As an expert spokesman for the travel industry, Whitley appeared on numerous radio and television programs and was a featured speaker at tourism conferences worldwide, traveling to more than 100 countries as head of USTOA.

“Bob was an inveterate traveler who served as a goodwill ambassador throughout the world,” said John Stachnik, of Mayflower Tours, the association’s chairman. “He was the driving force behind USTOA’s success, and he will be sorely missed.”

“Bob was a best friend.  He was a person filled with life and spread his friendship and humor to everyone he touched worldwide,” said Arthur Tauck, chairman of Tauck World Discovery, a USTOA member company.  “We will sorely miss his presence and his penchant for connecting people from all over our business.”

Whitley was also a driving force in the creation of the Tourism Cares philanthropic organization, which seeks to preserve iconic tourism sites worldwide.

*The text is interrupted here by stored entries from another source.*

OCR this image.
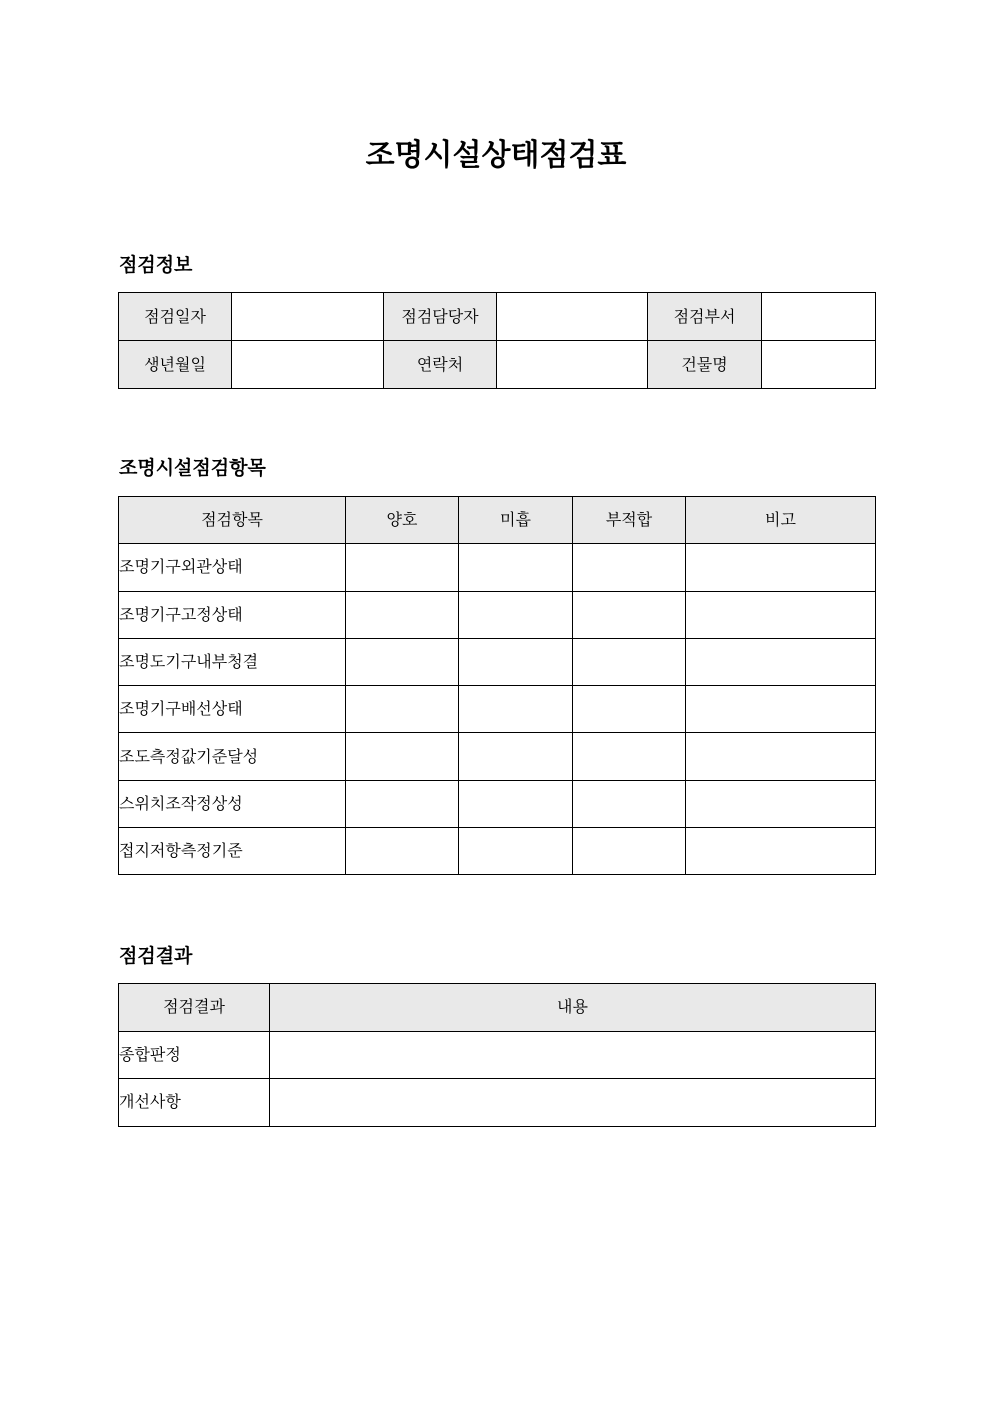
조명시설상태점검표
점검정보
점검일자		점검담당자		점검부서	
생년월일		연락처		건물명	
조명시설점검항목
점검항목	양호	미흡	부적합	비고
조명기구외관상태				
조명기구고정상태				
조명도기구내부청결				
조명기구배선상태				
조도측정값기준달성				
스위치조작정상성				
접지저항측정기준				
점검결과
점검결과	내용
종합판정	
개선사항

“Not only did Bob rally the members of USTOA around the need to protect and preserve the wonderful places around the world that need our care,” said Tourism Cares executive director Bruce Beckham, “but he was a person who walked the talk with his personal support and participation. He attended every Tourism Cares for America project, from the original at Ellis Island to the most recent in Gettysburg, Pennsylvania.”

Hank Phillips, who worked closely with Whitley while serving as president of the National Tour Association, remembers a friend to whom people gravitated.

“Bob had charisma, charm and a wonderful wit,” said Phillips, now deputy commissioner of the Kentucky Department of Travel and Tourism.  “He was bright and put his intellect to good use, but achieved even more with his style and relationship skills.  He worked hard, but he also played hard.  He was competitive but never allowed his competitiveness to get in the way of our personal relationship or an excellent working relationship we forged between our two associations.”

Whitley is survived by his wife of 44 years, Carol; and three children, Kelly Brock, Scott Whitley and Shaun Whitley; and five grandchildren.